E, perante a argumentação até já usada por Marcelo Rebelo de Sousa, de que não há alternativa política, Luís Montenegro ensaiou o discurso, apontado a António Costa, de que "o mundo não vai acabar quando acabar o governo do PS. O país não vai acabar quando mudar de governo. Não é preciso estarem tão agarrados, estão ali como lapas, ali agarradinhos. Já tiveram o vosso tempo. Já tiveram a vossa oportunidade. Já a desperdiçaram".

E depois elaborou nas "certezas" anunciadas de que "está a chegar a nossa vez e nós vamos estar no sítio certo, no momento certo para mudar Portugal, para ganhar as eleições e governar Portugal (...) Nós construímos futuro na preparação do nosso governo, na alternativa política que cada vez é mais robusta e mais reconhecida pelos portugueses".
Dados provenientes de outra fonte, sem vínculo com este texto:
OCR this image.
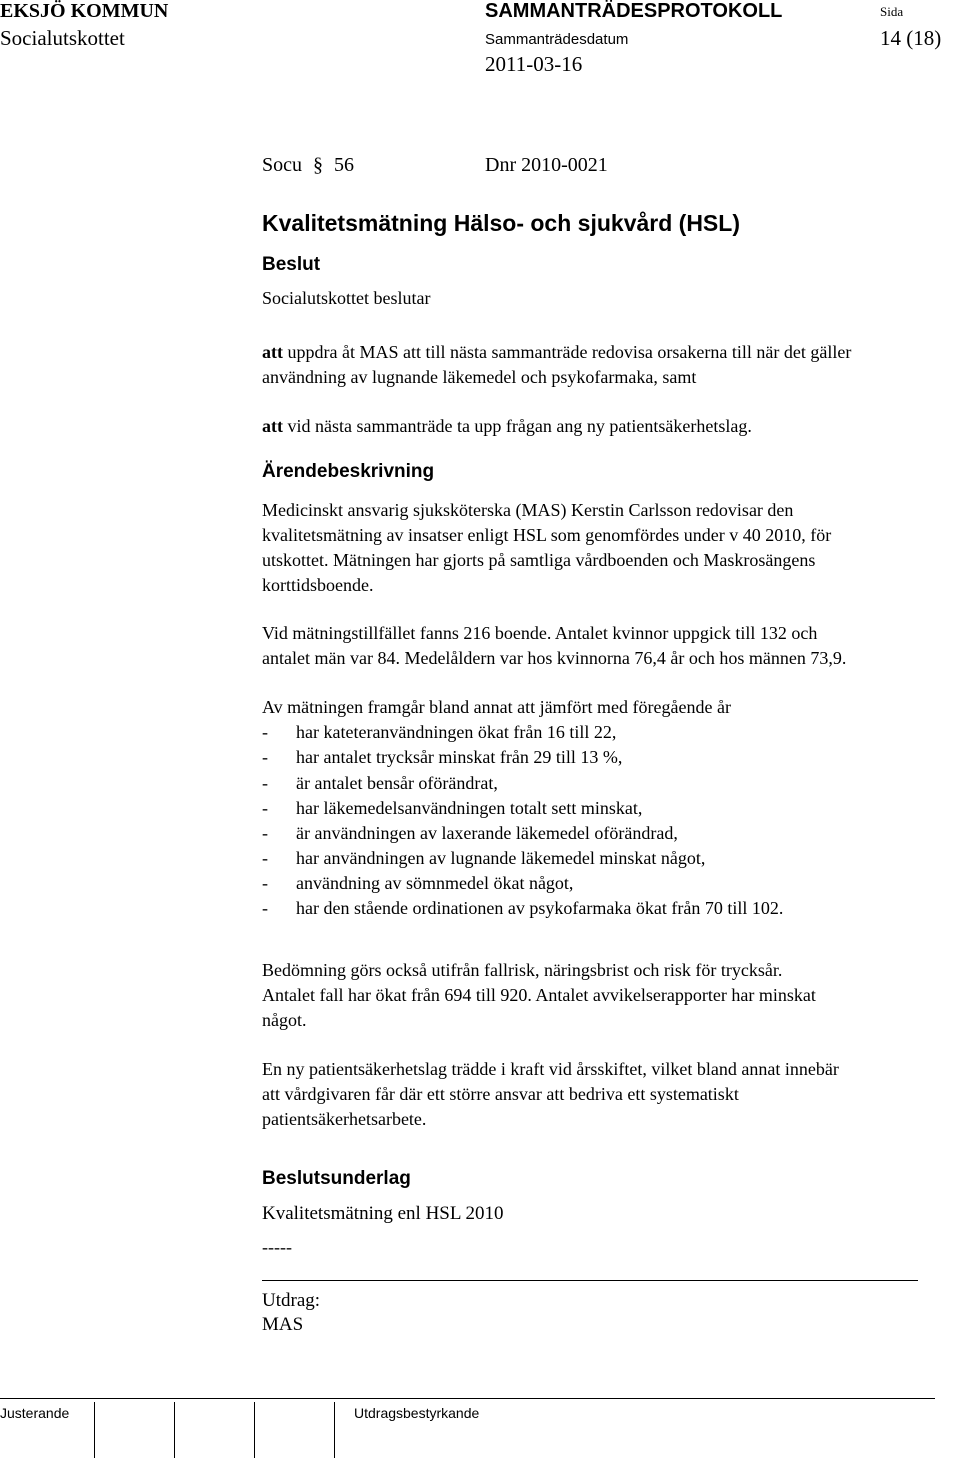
EKSJÖ KOMMUN	SAMMANTRÄDESPROTOKOLL	Sida
Socialutskottet	Sammanträdesdatum
2011-03-16
14 (18)
Socu § 56	Dnr 2010-0021
Kvalitetsmätning Hälso- och sjukvård (HSL)
Beslut
Socialutskottet beslutar
att uppdra åt MAS att till nästa sammanträde redovisa orsakerna till när det gäller
användning av lugnande läkemedel och psykofarmaka, samt
att vid nästa sammanträde ta upp frågan ang ny patientsäkerhetslag.
Ärendebeskrivning
Medicinskt ansvarig sjuksköterska (MAS) Kerstin Carlsson redovisar den
kvalitetsmätning av insatser enligt HSL som genomfördes under v 40 2010, för
utskottet. Mätningen har gjorts på samtliga vårdboenden och Maskrosängens
korttidsboende.
Vid mätningstillfället fanns 216 boende. Antalet kvinnor uppgick till 132 och
antalet män var 84. Medelåldern var hos kvinnorna 76,4 år och hos männen 73,9.
Av mätningen framgår bland annat att jämfört med föregående år
- har kateteranvändningen ökat från 16 till 22,
- har antalet trycksår minskat från 29 till 13 %,
- är antalet bensår oförändrat,
- har läkemedelsanvändningen totalt sett minskat,
- är användningen av laxerande läkemedel oförändrad,
- har användningen av lugnande läkemedel minskat något,
- användning av sömnmedel ökat något,
- har den stående ordinationen av psykofarmaka ökat från 70 till 102.
Bedömning görs också utifrån fallrisk, näringsbrist och risk för trycksår.
Antalet fall har ökat från 694 till 920. Antalet avvikelserapporter har minskat
något.
En ny patientsäkerhetslag trädde i kraft vid årsskiftet, vilket bland annat innebär
att vårdgivaren får där ett större ansvar att bedriva ett systematiskt
patientsäkerhetsarbete.
Beslutsunderlag
Kvalitetsmätning enl HSL 2010
-----
Utdrag:
MAS
Justerande	Utdragsbestyrkande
Todos os jornalistas foram avisados: hoje [esta terça-feira] o líder do PSD não responderia a perguntas, só faria um discurso. E voltando a citar Guterres - "as pessoas não são números, os portugueses não são números - Luís Montenegro saiu, mais uma vez, perante uma plateia de deputados de "Lisboa" e da "Madeira" em defesa de Cavaco Silva argumentado que se o PS "reage de forma tão fanática, reage de forma tão corrosiva ao funcionamento da democracia, diminuindo os seus adversários com ataques pessoais, ataques muito baixos, isto só demonstra uma coisa: já não tem ideias, mas sobretudo está com receio, com medo, está nervoso".

E dirigindo-se diretamente a António Costa [várias vezes o fez no discurso] fez a pergunta, usando palavras do primeiro-ministro, que de imediato respondeu: "Crises artificiais? Mas onde é que o senhor anda? Que terreno é que o senhor pisa? Que pessoas é que o senhor ouve? Com quem fala? Fala com os mais de 1 milhão e 700 mil portugueses que não têm médicos de família? Fala com as pessoas que ficam à porta das urgências ou meses e anos à espera de uma consulta? O senhor fala com a família que viu um bebé de 18 meses morrer por falta de condições de operacionalidade dos meios do SNS? Fala com os pais e avós dos alunos que não têm professor? Fala com as vítimas da criminalidade grave e violenta que está a subir?". Uma sucessão de perguntas para uma resposta breve ao líder socialista de "ar cândido": "Tome um banho de realidade."

O anúncio de Joaquim Miranda Sarmento, líder parlamentar, de que o PSD vai votar a favor das propostas do Chega e da IL para a constituição de uma comissão de inquérito apanhou de surpresa deputados e até parte da direção do partido. A certeza anunciada obrigou Luís Montenegro a apenas dizer que admitia um inquérito parlamentar se não houvesse respostas aceitáveis de António Costa. A diferença nas palavras entre Sarmento e Montenegro foi notada. Um assumiu um voto favorável, o outro diz que faltam explicações. Uma "precipitação desnecessária", disse ao DN fonte do partido. E desnecessária porque "matérias destas não podem ser tratadas assim na praça pública".